Today, it’s hard to imagine a time when the internet wasn’t at our fingertips. Our cell phones weren’t always within two feet of us at all times, we relied on books and news to find information, and sometimes we even went into a shop to buy something. However, with the rise of the internet comes the rise of advertisements and social media influence. Where did digital marketing begin, and how have we gotten to where we are now?
As the new Generation Alpha begins to enter the world and millennials increase digital buying power, both populations with more technical knowledge than most, the market is forced to shift practices and cater to the ever-changing consumer. The market for digital media has not always been relevant, but will now cost corporations upwards of $110 billion annually. Looking at the history of digital marketing and the changing trends over time helps to understand today’s market, and prepare for the future to come.
History of Digital Marketing: A Timeline
1990, The World Wide Web
By this point, first generation computers and the internet were fast-developing, but difficult for user access and sharing capabilities. With improved capacities in mind, computer scientist Tim Berners-Lee designed the web as we know it today by interlinking pages for shared access and network viewership. In 1990, there were only 2.6 million global internet users. And by the end of 1995, this number had jumped to over 44 million users, with the world wide web to thank. This would be the beginning of the ability to online market towards consumers, and the first time the term “digital marketing” was coined in the world of advertising.
1994, The First Click Ad
Widely referred to as the first banner ad, AT&T saw a whopping 44% click-through rate on this paid advertisement; the trend was so popular that people actually shared links to these banner ads! Can you imagine the excitement?

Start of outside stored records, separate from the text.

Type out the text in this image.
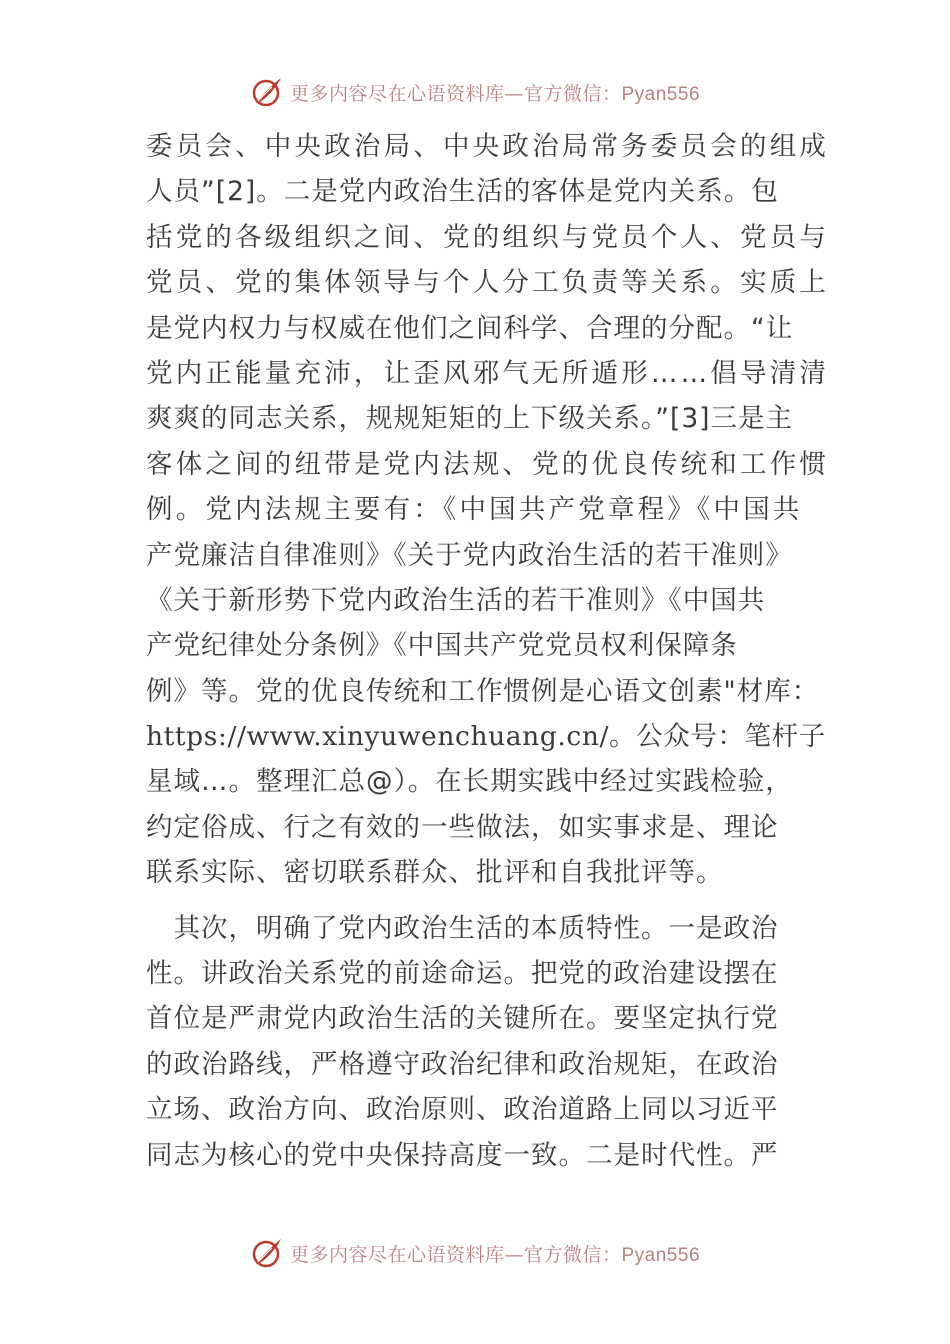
更多内容尽在心语资料库—官方微信：Pyan556
委员会、中央政治局、中央政治局常务委员会的组成
人员”[2]。二是党内政治生活的客体是党内关系。包
括党的各级组织之间、党的组织与党员个人、党员与
党员、党的集体领导与个人分工负责等关系。实质上
是党内权力与权威在他们之间科学、合理的分配。“让
党内正能量充沛，让歪风邪气无所遁形……倡导清清
爽爽的同志关系，规规矩矩的上下级关系。”[3]三是主
客体之间的纽带是党内法规、党的优良传统和工作惯
例。党内法规主要有：《中国共产党章程》《中国共
产党廉洁自律准则》《关于党内政治生活的若干准则》
《关于新形势下党内政治生活的若干准则》《中国共
产党纪律处分条例》《中国共产党党员权利保障条
例》等。党的优良传统和工作惯例是心语文创素"材库：
https://www.xinyuwenchuang.cn/。公众号：笔杆子
星域…。整理汇总@）。在长期实践中经过实践检验，
约定俗成、行之有效的一些做法，如实事求是、理论
联系实际、密切联系群众、批评和自我批评等。
　其次，明确了党内政治生活的本质特性。一是政治
性。讲政治关系党的前途命运。把党的政治建设摆在
首位是严肃党内政治生活的关键所在。要坚定执行党
的政治路线，严格遵守政治纪律和政治规矩，在政治
立场、政治方向、政治原则、政治道路上同以习近平
同志为核心的党中央保持高度一致。二是时代性。严
更多内容尽在心语资料库—官方微信：Pyan556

This discovery of online consumer engagement with advertisements changed the landscape of the digital advertising industry drastically. But, it hasn’t necessarily been all positive change. The New York Times said, “their success birthed a monster that went on to swallow the web whole”.
1998, The Birth of Google
Originally named “BackRub” (really?), this search engine flipped any understanding of the World Wide Web upside down, literally. The creation of Search Engine Marketing and Optimization (SEO) was born with Google, and the digital marketing world was altered, yet again. By the time Google went public in 2004, there were over 600 million internet users worldwide, and the average American was spending over 5 hours daily on the computer, a huge leap from the average 30 minutes spent in 1996.
Digital Marketers now had an understanding of their consumer base through SaaS industries were able to understand customers more clearly. Similarly, consumers were getting smarter. Google provided the platform needed to research products and make purchases online without the salesperson presence, increasing the need for digital product awareness and brand authority.
The first Google office, after moving out of the original garage. Courtesy of Google Twitter.
A timeline of major media apps shows that people were busy in the early 2000’s. After Google’s success, the idea of incorporating applications beyond the web that allowed users to share content and network became a booming industry. MySpace, Facebook, Gmail, and more were introduced as interactive social platforms. And alongside the applications came opportunities for advertisements. Hello, social media! (Read more about the growth of digital marketing in our recent blog post!)
In 2006, search engine traffic was reported to have grown by 6.4 billion times in a single month. Google began introducing new additions to the search engine, adding in targeted ads based on information collected from users. By 2010, the global count of internet users reached 1.9 billion, and the average time spent online each day topped off at 11 hours.
Today, the average person spends 2.5 hours per day solely on social media applications. The introduction of the smartphone allows consumers the ease of browsing, scrolling, and scrolling at any time of the day. To keep up, digital marketers must use the online tools at their disposal in order to connect and communicate with consumers. Email marketing, content creation, search engine optimization, organic or paid social media- these are some of the tools that the modern digital marketer uses to reach customers, stay in front of the market, and give brands the ability and authority to speak to their consumers like never before.
We’ve come a long way since BackRub and the first banner ad, and we’re not slowing down. The ever-evolving intelligence of search engines is moving in a direction of artificial creation and robots, always inventing new ways for the consumer to acquire information about products and services. It’s obvious as long as consumers keep scrolling, posting, and buying, digital marketing will never go out of style.